Having a plan is crucial but understanding how you are going to achieve that is also an important consideration. I would argue that a portfolio of funds (or shares) can spread your risk but also understanding how the funds operate and whether they can capture what you believe to be the next opportunities without putting additional risk in the portfolio.
I will leave you with two thoughts, in the US I believe there is a great deal of potential over the next ten years. I also believe that the companies that will benefit from that are in the small to mid-cap region. I know that that potentially carries additional risk so I will look to understand more about the fund manager and where he invests to see if he is likely to deliver without heightening the risk.
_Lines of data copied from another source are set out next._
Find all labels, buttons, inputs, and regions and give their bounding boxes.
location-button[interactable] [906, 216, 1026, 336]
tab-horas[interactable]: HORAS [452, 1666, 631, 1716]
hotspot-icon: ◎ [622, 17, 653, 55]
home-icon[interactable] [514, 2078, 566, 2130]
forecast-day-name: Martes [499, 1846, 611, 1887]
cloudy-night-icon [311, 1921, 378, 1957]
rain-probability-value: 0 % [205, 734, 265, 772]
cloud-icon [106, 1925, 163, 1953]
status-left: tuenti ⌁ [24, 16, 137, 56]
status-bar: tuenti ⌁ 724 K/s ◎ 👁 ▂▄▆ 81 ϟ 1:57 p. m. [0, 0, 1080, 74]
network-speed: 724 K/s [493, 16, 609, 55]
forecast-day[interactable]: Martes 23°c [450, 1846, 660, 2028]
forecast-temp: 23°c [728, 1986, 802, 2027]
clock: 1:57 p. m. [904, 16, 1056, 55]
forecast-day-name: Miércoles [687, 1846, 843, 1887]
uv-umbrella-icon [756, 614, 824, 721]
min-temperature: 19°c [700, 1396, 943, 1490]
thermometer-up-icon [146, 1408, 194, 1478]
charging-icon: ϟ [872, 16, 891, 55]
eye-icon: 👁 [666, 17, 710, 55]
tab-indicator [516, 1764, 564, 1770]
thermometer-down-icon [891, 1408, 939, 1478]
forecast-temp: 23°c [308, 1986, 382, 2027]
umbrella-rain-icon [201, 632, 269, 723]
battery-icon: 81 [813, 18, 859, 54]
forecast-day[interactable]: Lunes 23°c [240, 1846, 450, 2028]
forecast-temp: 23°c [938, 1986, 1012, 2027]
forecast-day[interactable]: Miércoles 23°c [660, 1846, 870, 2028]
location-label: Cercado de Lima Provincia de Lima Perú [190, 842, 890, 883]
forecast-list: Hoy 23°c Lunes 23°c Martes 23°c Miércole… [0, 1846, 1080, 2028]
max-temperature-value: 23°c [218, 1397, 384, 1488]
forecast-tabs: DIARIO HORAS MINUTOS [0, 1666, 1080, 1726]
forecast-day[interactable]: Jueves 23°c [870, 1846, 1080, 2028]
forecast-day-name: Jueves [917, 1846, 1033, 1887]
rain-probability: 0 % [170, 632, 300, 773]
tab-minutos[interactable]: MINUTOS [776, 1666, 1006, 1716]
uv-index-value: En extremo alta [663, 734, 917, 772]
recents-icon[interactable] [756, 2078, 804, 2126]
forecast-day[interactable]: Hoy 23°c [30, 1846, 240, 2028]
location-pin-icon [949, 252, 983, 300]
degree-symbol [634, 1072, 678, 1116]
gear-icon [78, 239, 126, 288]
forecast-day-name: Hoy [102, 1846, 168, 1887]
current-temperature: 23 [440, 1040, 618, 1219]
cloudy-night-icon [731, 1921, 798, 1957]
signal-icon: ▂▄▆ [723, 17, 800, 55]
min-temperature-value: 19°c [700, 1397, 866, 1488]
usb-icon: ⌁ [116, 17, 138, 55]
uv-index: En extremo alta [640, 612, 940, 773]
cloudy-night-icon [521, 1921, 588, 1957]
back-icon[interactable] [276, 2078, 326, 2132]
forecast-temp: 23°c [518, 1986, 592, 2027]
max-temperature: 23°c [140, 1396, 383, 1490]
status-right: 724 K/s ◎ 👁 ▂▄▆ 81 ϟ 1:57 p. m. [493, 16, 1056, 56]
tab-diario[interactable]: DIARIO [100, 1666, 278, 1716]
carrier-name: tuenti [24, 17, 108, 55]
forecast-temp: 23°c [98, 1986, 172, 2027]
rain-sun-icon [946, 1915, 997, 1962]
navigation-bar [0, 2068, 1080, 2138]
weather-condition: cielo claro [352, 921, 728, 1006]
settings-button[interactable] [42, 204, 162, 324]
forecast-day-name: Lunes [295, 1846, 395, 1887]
In Japan because of the changes I believe a currency hedged Japanese Fund could provide excellent returns over the next 12 months and possible longer however I need to counter that with effectively a currency airbag fund which can protect my portfolio if I get that wrong.
The markets are volatile
I meet a lot of fund managers and talk about how they manage money. One thing that comes across is a cautious optimism and for they believe that there are signs that we are facing a new bull market.
The bull market of the eighties and nineties saw an upward curve with very little volatility but almost everyone is agreed that this time it is different. Cyprus demonstrates the fragility of Europe and North Korea the potential threats of another unwanted conflict. The point is that the markets will be volatile and even if we have a bull market it will be a wobble rather than a straight upward curve.
When the markets wobble we stress to clients to hold their nerve because it is a wobble. Even in 2011 when it wobbled the losses have now been made up. If your philosophy and planning is right then a wobble shouldn’t worry you.
There tends to be a tendency both through the regulators, press and individuals to be risk averse especially at retirement. I have argued for a long time that the world has changed. If we retire at 65 with £100,000 it is not about lasting five years, it is about living for 15 to 20 years. However, because we are at retirement we switch to a risk adverse mind-set. This means we turn to cash and bonds for protection. However, we know that interest rates are not going up anytime soon and that we are paying a premium for yields on bonds. If we put inflation into the mix then this cannot be a good long term investment.
This is a just an example but we all have biases and these need to be challenged as to whether they help or hinder the deliverance of our goals.
I called this blog “I will do anything but I won’t pay 1% for that” for a reason – if you consider how DIY platforms market themselves and how the press report the surge in DIY investments they focus purely on price. They also show the best performing shares and funds. But you don’t pay a financial planner 1% just for investing, it is much more than that it is about providing a rational head, it is about drawing up a plan, it is about consider your tolerance to risk, it is about challenging your biases and ultimately it is about peace of mind.
When you look at it that way then actually a 1% fee doesn’t seem that expensive…….. and the value of advice can be a worth a considerable amount more than what you pay for it.